2. The inchoate offenses such as attempt, solicitation, and conspiracy require specific intent in a slightly different sense. The test for the existence of mens rea may be:
(a) subjective where the court must be satisfied that the accused actually had the requisite mental element present in his or her mind at the relevant time (see concurrence);
(b) objective where the requisite mens rea element is imputed to the accused on the basis that the reasonable person would have had the mental element in the same circumstances;
(c) hybrid where the test is both subjective and objective.

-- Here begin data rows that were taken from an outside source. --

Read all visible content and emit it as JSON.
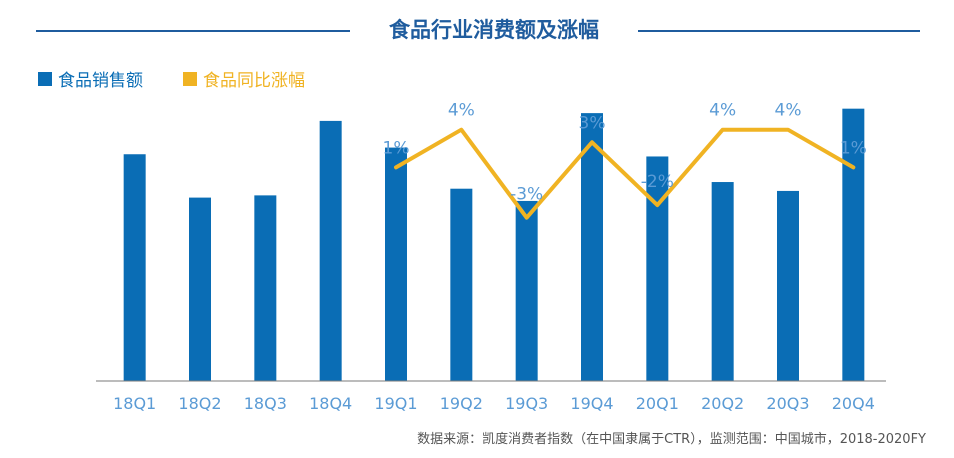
{
  "title": "食品行业消费额及涨幅",
  "source": "数据来源：凯度消费者指数（在中国隶属于CTR），监测范围：中国城市，2018-2020FY",
  "colors": {
    "bar": "#0a6db5",
    "line": "#f0b323",
    "title": "#1f5c9e",
    "label": "#5b9bd5",
    "axis": "#555555"
  },
  "chart_data": {
    "type": "bar",
    "categories": [
      "18Q1",
      "18Q2",
      "18Q3",
      "18Q4",
      "19Q1",
      "19Q2",
      "19Q3",
      "19Q4",
      "20Q1",
      "20Q2",
      "20Q3",
      "20Q4"
    ],
    "series": [
      {
        "name": "食品销售额",
        "type": "bar",
        "axis": "left",
        "values": [
          204,
          165,
          167,
          234,
          210,
          173,
          162,
          241,
          202,
          179,
          171,
          245
        ]
      },
      {
        "name": "食品同比涨幅",
        "type": "line",
        "axis": "right",
        "values": [
          null,
          null,
          null,
          null,
          1,
          4,
          -3,
          3,
          -2,
          4,
          4,
          1
        ],
        "labels": [
          null,
          null,
          null,
          null,
          "1%",
          "4%",
          "-3%",
          "3%",
          "-2%",
          "4%",
          "4%",
          "1%"
        ]
      }
    ],
    "ylim": [
      0,
      260
    ],
    "y2lim": [
      -16,
      7
    ],
    "legend": "top-left",
    "grid": false
  }
}
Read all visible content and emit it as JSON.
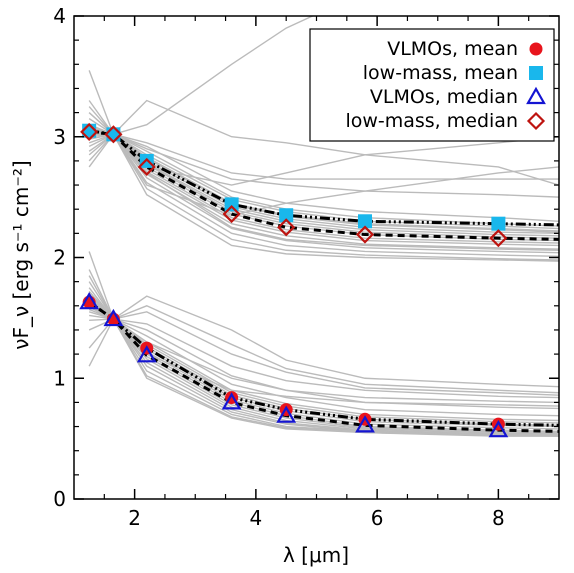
{
  "chart_data": {
    "type": "line",
    "title": "",
    "xlabel": "λ [μm]",
    "ylabel": "νF_ν [erg s⁻¹ cm⁻²]",
    "xlim": [
      1.0,
      9.0
    ],
    "ylim": [
      0.0,
      4.0
    ],
    "xticks": [
      2,
      4,
      6,
      8
    ],
    "yticks": [
      0,
      1,
      2,
      3,
      4
    ],
    "grid": false,
    "legend_position": "top-right",
    "x": [
      1.25,
      1.65,
      2.2,
      3.6,
      4.5,
      5.8,
      8.0
    ],
    "series": [
      {
        "name": "VLMOs, mean",
        "group": "VLMOs",
        "stat": "mean",
        "marker": "circle",
        "color": "#e8141c",
        "line_style": "dash-dot",
        "values": [
          1.63,
          1.49,
          1.25,
          0.84,
          0.74,
          0.66,
          0.62
        ]
      },
      {
        "name": "low-mass, mean",
        "group": "low-mass",
        "stat": "mean",
        "marker": "square",
        "color": "#19b7ec",
        "line_style": "dash-dot",
        "values": [
          3.05,
          3.02,
          2.8,
          2.44,
          2.35,
          2.3,
          2.28
        ]
      },
      {
        "name": "VLMOs, median",
        "group": "VLMOs",
        "stat": "median",
        "marker": "triangle",
        "color": "#1414d2",
        "line_style": "dashed",
        "values": [
          1.63,
          1.49,
          1.19,
          0.8,
          0.69,
          0.61,
          0.57
        ]
      },
      {
        "name": "low-mass, median",
        "group": "low-mass",
        "stat": "median",
        "marker": "diamond",
        "color": "#be1410",
        "line_style": "dashed",
        "values": [
          3.04,
          3.02,
          2.75,
          2.36,
          2.25,
          2.19,
          2.16
        ]
      }
    ],
    "individual_sources": {
      "color": "#bbbbbb",
      "low_mass_values": [
        [
          3.55,
          3.02,
          3.3,
          3.0,
          2.95,
          2.85,
          2.75,
          2.6
        ],
        [
          3.3,
          3.02,
          3.1,
          3.6,
          3.9,
          4.2,
          4.6,
          4.9
        ],
        [
          3.2,
          3.02,
          2.92,
          2.55,
          2.45,
          2.38,
          2.33,
          2.3
        ],
        [
          3.15,
          3.02,
          2.88,
          2.5,
          2.4,
          2.33,
          2.28,
          2.26
        ],
        [
          3.1,
          3.02,
          2.85,
          2.48,
          2.38,
          2.3,
          2.26,
          2.24
        ],
        [
          3.1,
          3.02,
          2.83,
          2.45,
          2.35,
          2.28,
          2.24,
          2.22
        ],
        [
          3.08,
          3.02,
          2.82,
          2.44,
          2.34,
          2.27,
          2.23,
          2.21
        ],
        [
          3.06,
          3.02,
          2.8,
          2.42,
          2.32,
          2.25,
          2.21,
          2.2
        ],
        [
          3.05,
          3.02,
          2.78,
          2.4,
          2.3,
          2.23,
          2.19,
          2.18
        ],
        [
          3.05,
          3.02,
          2.77,
          2.38,
          2.28,
          2.21,
          2.17,
          2.16
        ],
        [
          3.04,
          3.02,
          2.75,
          2.36,
          2.26,
          2.19,
          2.15,
          2.14
        ],
        [
          3.03,
          3.02,
          2.73,
          2.33,
          2.23,
          2.16,
          2.13,
          2.12
        ],
        [
          3.02,
          3.02,
          2.71,
          2.31,
          2.21,
          2.14,
          2.11,
          2.1
        ],
        [
          3.0,
          3.02,
          2.69,
          2.28,
          2.18,
          2.11,
          2.08,
          2.07
        ],
        [
          2.98,
          3.02,
          2.66,
          2.24,
          2.14,
          2.08,
          2.05,
          2.04
        ],
        [
          2.95,
          3.02,
          2.62,
          2.2,
          2.1,
          2.05,
          2.02,
          2.01
        ],
        [
          2.92,
          3.02,
          2.57,
          2.15,
          2.06,
          2.02,
          1.99,
          1.98
        ],
        [
          2.88,
          3.02,
          2.52,
          2.1,
          2.03,
          2.0,
          1.98,
          1.97
        ],
        [
          2.85,
          3.02,
          2.75,
          2.6,
          2.7,
          2.85,
          2.95,
          3.0
        ],
        [
          2.8,
          3.02,
          2.6,
          2.35,
          2.45,
          2.55,
          2.7,
          2.75
        ],
        [
          2.75,
          3.02,
          2.9,
          2.65,
          2.6,
          2.55,
          2.52,
          2.5
        ],
        [
          3.25,
          3.02,
          2.7,
          2.25,
          2.15,
          2.1,
          2.07,
          2.06
        ],
        [
          3.2,
          3.02,
          2.95,
          2.7,
          2.65,
          2.65,
          2.65,
          2.65
        ]
      ],
      "vlmo_values": [
        [
          2.05,
          1.49,
          1.68,
          1.4,
          1.15,
          1.0,
          0.95,
          0.93
        ],
        [
          1.9,
          1.49,
          1.55,
          1.2,
          1.05,
          0.92,
          0.88,
          0.86
        ],
        [
          1.8,
          1.49,
          1.4,
          1.02,
          0.9,
          0.8,
          0.76,
          0.75
        ],
        [
          1.75,
          1.49,
          1.35,
          0.95,
          0.84,
          0.74,
          0.7,
          0.69
        ],
        [
          1.72,
          1.49,
          1.3,
          0.9,
          0.79,
          0.7,
          0.66,
          0.65
        ],
        [
          1.7,
          1.49,
          1.28,
          0.88,
          0.77,
          0.68,
          0.64,
          0.63
        ],
        [
          1.68,
          1.49,
          1.26,
          0.86,
          0.75,
          0.66,
          0.62,
          0.61
        ],
        [
          1.66,
          1.49,
          1.24,
          0.84,
          0.73,
          0.64,
          0.61,
          0.6
        ],
        [
          1.65,
          1.49,
          1.22,
          0.82,
          0.71,
          0.62,
          0.59,
          0.58
        ],
        [
          1.63,
          1.49,
          1.2,
          0.8,
          0.69,
          0.6,
          0.57,
          0.56
        ],
        [
          1.61,
          1.49,
          1.18,
          0.78,
          0.67,
          0.59,
          0.56,
          0.55
        ],
        [
          1.59,
          1.49,
          1.16,
          0.76,
          0.65,
          0.58,
          0.55,
          0.54
        ],
        [
          1.57,
          1.49,
          1.13,
          0.74,
          0.63,
          0.57,
          0.54,
          0.54
        ],
        [
          1.55,
          1.49,
          1.1,
          0.72,
          0.62,
          0.56,
          0.54,
          0.53
        ],
        [
          1.52,
          1.49,
          1.06,
          0.7,
          0.6,
          0.56,
          0.53,
          0.53
        ],
        [
          1.48,
          1.49,
          1.02,
          0.68,
          0.59,
          0.55,
          0.53,
          0.52
        ],
        [
          1.4,
          1.49,
          1.0,
          0.67,
          0.58,
          0.55,
          0.52,
          0.52
        ],
        [
          1.25,
          1.49,
          1.3,
          1.0,
          0.9,
          0.84,
          0.81,
          0.8
        ],
        [
          1.1,
          1.49,
          1.45,
          1.1,
          0.98,
          0.9,
          0.85,
          0.84
        ],
        [
          1.6,
          1.49,
          1.6,
          1.28,
          1.08,
          0.95,
          0.9,
          0.88
        ],
        [
          1.85,
          1.49,
          1.2,
          0.9,
          0.85,
          0.8,
          0.78,
          0.77
        ]
      ],
      "x_with_edge": [
        1.25,
        1.65,
        2.2,
        3.6,
        4.5,
        5.8,
        8.0,
        9.0
      ]
    }
  }
}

The rationale for the existence of criminal laws is as a deterrent to those who represent a danger to society. If an accused has actually committed the full offence, the reality of the danger has been demonstrated. For where the commission of the actus reus is in the future, a clear subjective intention to cause the actus reus of the full offense must be demonstrated. Without this "specific intent", there is insufficient evidence that the accused is the clear danger as feared because, at any time before the commission of the full offense, the accused may change his or her mind and not continue.
If a "specific intent" in either sense is required and there is clear evidence that the accused was too intoxicated to form the element subjectively, this fact is recognised as a defense unless the loss of control was part of the plan. This, however, is of little value to defendants since there are almost always offenses of basic intent that can be charged and/or the basic intent offenses are usually lesser included offenses and an alternative verdict can be delivered by judge or jury without the need for a separate charge. In English law, note the controversial Jaggard v Dickinson [1980] 3 All ER 716 which held that, for the purposes of the statutory defense of lawful excuse under s5 Criminal Damage Act 1971, a drunken belief will found the defense even though this allows drunkenness to negate basic intent. This is limited authority and does not affect the generality of the defense.

Examples of specific intent crimes include first degree murder based on premeditation and deliberation, attempts, burglary (intent to commit larceny), larceny (intent to steal), possession of or receiving stolen property (intent to steal), and robbery (intent to steal). General intent crimes include arson, rape, common law murder, and voluntary manslaughter.